A DDR3, which stands for the third generation of double data rate that is used to store program code data. Out of the three options, it’s the one you’re better off getting. DDR3 is currently the most standard memory you can get for your computer memory or RAM, random access memory. To be more specific, DDR3 is the current standard for SDRAM, synchronous random-access memory.
Developed in the 1990s, SDRAM was developed to address the inadequacies of DRAM. DRAM was an asynchronous interface, which meant that it operated independently of the processor, which meant that it was slow. SDRAM streamlined the process by synchronizing the memory process to control inputs, so it could queue one process while waiting for another and therefore execute more tasks much more quickly. Eventually, SDRAM, which was operating via a single data rate interface was too slow and replaced with the DDR or double data rate. DDR could transfer data on both the rising and falling edges of the clock signal, operating at nearly twice the speed of the SDRAM. This leads the revelation that memory could run at a lower clock rate, use less energy, and achieve faster speeds.

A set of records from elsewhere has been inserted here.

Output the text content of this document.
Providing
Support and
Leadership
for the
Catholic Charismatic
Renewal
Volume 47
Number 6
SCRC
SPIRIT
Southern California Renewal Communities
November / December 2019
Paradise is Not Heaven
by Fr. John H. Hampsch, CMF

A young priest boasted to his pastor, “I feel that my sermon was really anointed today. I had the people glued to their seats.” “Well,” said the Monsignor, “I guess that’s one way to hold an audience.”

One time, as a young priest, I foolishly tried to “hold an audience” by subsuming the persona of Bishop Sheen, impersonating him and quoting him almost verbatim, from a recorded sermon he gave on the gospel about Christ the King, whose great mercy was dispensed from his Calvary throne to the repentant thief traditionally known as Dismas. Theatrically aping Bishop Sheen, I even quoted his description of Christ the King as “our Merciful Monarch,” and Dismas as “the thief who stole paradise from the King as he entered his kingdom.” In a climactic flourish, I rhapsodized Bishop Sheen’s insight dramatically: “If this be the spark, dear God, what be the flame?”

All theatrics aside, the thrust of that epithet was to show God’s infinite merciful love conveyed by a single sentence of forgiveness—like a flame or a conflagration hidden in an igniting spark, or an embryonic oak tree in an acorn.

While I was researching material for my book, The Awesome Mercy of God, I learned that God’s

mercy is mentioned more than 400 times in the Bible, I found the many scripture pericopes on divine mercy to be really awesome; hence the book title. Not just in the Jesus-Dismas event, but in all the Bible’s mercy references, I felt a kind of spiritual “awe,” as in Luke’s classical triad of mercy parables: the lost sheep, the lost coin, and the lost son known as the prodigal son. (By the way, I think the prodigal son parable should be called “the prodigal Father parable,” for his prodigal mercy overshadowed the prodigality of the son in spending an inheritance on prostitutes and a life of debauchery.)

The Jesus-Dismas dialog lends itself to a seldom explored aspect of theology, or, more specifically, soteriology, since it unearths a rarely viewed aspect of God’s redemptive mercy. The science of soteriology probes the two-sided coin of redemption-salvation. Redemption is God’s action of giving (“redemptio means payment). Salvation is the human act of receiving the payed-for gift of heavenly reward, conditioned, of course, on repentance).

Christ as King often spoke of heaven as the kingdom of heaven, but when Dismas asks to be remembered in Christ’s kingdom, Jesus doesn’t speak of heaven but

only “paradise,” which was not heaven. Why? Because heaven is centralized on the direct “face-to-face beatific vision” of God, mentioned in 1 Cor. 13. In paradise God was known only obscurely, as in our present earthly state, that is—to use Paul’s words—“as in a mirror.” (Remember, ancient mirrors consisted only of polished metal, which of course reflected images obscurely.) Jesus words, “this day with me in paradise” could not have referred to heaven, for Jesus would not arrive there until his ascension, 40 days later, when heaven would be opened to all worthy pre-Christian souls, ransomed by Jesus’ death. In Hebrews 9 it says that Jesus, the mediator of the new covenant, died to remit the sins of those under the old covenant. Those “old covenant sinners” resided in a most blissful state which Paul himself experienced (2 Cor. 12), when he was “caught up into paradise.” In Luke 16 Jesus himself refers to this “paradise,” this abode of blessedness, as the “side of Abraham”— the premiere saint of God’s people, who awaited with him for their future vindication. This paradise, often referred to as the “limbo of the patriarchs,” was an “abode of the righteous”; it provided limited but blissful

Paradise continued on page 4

Eventually, as processors became more powerful, DDR also became insufficient and by 2003, the DDR2 was introduced. Continued advancements in technology drove the demand for faster, more powerful processors and memory with DDR2. So, the cycle continued with DDR3 in 2007. In 2014, the DDR4 was introduced, and 2019 is expected to see the DDR5. Currently, DDR3 is the base standard, but with DDR5 on its way, that could change. Hopefully, now you know a bit more about memory and the acronyms make more sense.